I have a K8s Deployment with both node selector and hard pod antiaffinity in its spec. The node selector restricts the Pod deployments to a node pool while the antiaffinity restricts no two pods with label "App: test-pool" gets scheduled together.
OBSERVATION
The target nodepool have 9 nodes with a unique label value that is used by the node selector to target the pod deployments.
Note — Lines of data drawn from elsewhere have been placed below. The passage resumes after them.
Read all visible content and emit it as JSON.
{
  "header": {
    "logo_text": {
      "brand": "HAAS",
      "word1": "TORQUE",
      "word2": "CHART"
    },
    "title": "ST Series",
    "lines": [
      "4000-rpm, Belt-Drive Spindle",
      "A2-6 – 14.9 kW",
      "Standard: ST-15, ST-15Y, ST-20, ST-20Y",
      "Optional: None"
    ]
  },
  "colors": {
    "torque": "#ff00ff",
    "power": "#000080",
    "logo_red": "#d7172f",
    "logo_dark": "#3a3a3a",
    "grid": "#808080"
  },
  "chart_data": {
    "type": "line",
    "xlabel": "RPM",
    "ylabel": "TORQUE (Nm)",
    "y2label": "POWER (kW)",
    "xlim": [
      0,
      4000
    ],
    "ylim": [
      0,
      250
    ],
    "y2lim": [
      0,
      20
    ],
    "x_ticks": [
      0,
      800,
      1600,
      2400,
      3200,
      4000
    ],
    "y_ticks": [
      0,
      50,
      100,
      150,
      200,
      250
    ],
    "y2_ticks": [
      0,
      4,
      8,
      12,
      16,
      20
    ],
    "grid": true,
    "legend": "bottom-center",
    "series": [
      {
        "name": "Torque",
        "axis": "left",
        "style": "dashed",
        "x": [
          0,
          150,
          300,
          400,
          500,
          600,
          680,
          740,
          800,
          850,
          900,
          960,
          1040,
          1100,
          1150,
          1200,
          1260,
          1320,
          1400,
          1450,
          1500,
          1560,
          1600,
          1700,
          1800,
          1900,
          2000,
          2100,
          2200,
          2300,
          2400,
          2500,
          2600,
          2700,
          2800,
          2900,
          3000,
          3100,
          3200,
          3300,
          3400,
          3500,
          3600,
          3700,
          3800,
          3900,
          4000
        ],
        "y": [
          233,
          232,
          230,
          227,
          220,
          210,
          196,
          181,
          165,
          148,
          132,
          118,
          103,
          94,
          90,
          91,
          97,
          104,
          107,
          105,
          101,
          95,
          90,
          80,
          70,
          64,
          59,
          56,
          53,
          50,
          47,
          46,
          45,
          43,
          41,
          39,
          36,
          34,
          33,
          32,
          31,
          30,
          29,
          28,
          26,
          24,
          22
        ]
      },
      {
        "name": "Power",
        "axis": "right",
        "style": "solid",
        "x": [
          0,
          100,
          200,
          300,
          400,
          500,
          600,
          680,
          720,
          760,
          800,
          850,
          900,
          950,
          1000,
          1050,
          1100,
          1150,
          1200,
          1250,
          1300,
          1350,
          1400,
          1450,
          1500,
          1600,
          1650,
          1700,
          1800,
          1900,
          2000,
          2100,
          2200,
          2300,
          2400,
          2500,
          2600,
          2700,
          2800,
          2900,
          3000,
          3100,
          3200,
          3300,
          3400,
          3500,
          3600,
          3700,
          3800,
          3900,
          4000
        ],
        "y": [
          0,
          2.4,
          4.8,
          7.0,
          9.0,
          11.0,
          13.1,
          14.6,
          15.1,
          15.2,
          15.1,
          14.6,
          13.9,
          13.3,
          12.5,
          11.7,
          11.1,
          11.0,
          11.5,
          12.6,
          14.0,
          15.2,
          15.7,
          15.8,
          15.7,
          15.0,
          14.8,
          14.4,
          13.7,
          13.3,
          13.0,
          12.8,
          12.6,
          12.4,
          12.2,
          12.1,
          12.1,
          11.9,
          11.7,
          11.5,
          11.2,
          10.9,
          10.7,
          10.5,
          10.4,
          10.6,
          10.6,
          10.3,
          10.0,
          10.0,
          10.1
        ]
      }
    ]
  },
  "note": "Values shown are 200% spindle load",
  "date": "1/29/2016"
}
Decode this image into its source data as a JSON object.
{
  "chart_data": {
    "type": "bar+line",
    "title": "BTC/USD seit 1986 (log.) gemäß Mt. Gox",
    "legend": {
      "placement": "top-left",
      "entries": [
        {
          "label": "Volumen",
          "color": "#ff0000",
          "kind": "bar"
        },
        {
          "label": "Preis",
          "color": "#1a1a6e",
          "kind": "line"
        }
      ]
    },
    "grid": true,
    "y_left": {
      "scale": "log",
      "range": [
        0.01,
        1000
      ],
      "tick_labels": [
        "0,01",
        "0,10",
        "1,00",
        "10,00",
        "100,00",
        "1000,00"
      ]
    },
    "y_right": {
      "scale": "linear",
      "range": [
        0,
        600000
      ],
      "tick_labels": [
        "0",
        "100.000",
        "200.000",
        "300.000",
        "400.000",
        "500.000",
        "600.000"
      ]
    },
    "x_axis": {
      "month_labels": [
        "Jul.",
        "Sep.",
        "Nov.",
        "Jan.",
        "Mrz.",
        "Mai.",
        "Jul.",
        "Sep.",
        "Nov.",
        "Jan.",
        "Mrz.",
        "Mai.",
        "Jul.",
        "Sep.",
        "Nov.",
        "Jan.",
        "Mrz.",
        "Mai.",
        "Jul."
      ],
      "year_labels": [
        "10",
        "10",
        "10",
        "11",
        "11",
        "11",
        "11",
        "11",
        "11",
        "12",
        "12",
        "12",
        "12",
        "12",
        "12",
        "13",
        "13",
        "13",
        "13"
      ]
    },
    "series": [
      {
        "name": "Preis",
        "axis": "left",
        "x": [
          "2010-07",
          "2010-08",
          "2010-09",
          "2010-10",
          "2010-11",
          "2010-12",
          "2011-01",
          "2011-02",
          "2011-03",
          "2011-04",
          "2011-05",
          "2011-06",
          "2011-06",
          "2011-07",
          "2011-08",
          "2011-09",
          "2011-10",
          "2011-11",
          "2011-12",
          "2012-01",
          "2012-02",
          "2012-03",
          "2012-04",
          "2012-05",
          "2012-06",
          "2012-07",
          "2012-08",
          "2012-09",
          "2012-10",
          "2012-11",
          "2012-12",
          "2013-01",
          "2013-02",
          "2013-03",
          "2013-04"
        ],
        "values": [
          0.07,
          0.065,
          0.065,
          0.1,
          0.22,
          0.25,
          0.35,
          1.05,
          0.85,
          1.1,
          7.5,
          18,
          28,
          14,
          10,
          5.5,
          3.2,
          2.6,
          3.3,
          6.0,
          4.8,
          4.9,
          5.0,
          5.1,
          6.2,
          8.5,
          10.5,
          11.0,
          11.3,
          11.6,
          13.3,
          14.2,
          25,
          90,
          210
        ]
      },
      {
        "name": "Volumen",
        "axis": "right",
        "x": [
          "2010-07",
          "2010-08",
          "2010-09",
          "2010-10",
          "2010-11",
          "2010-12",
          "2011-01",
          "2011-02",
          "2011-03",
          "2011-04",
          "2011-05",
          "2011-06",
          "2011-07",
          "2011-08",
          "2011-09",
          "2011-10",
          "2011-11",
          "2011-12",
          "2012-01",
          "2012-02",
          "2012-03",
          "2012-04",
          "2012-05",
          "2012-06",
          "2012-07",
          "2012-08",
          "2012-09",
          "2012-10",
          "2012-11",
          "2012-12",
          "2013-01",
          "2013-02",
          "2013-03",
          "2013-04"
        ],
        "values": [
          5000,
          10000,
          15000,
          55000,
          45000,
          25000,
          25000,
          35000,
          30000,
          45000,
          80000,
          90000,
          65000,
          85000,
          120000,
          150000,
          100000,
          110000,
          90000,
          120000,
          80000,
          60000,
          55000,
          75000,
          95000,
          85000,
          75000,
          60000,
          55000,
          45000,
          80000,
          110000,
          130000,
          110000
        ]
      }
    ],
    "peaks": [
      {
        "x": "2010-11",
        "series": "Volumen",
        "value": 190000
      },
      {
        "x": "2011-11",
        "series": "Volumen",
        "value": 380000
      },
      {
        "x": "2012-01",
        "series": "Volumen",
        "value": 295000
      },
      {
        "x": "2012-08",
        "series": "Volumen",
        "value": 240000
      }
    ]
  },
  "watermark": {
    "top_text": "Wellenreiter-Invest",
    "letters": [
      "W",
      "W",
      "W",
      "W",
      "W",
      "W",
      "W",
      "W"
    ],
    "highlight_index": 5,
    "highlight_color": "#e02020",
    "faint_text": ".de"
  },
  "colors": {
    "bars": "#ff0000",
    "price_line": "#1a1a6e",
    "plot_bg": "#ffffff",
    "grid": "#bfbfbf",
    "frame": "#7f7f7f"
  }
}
When I have 9 replicas of the deployment, all are scheduled on different nodes, which I assume is due to antiaffinity. But, once I increase the replicas to 10, I see that the 10th pod also gets successfully deployed on one of the 9 nodes in the node pool, thereby, ignoring the hard anti affinity rule. The following is the snippet of the depoyment:
kind: Deployment
metadata:
name: test-app
labels:
App: test-app
spec:
replicas: 10
selector:
matchLabels:
App: test-app
strategy:
rollingUpdate:
maxSurge: 34%
maxUnavailable: 34%
type: RollingUpdate
template:
metadata:
labels:
App: test-app
spec:
nodeSelector:
app: test-pool
tolerations:
- key: "dedicated"
operator: "Equal"
value: "test-pool"
effect: "NoSchedule"
- key: "dedicated"
operator: "Equal"
value: "test-pool"
effect: "NoExecute"
affinity:
podAntiAffinity:
requiredDuringSchedulingIgnoredDuringExecution:
- labelSelector:
matchExpressions:
- key: app
operator: In
values:
- test-app
topologyKey: kubernetes.io/hostname
...
...
EXPECTATION
I was expecting a scheduling failure with reference to anti affinity rule. Can someone explain why pod antiaffinity rule is being ignored during scheduling.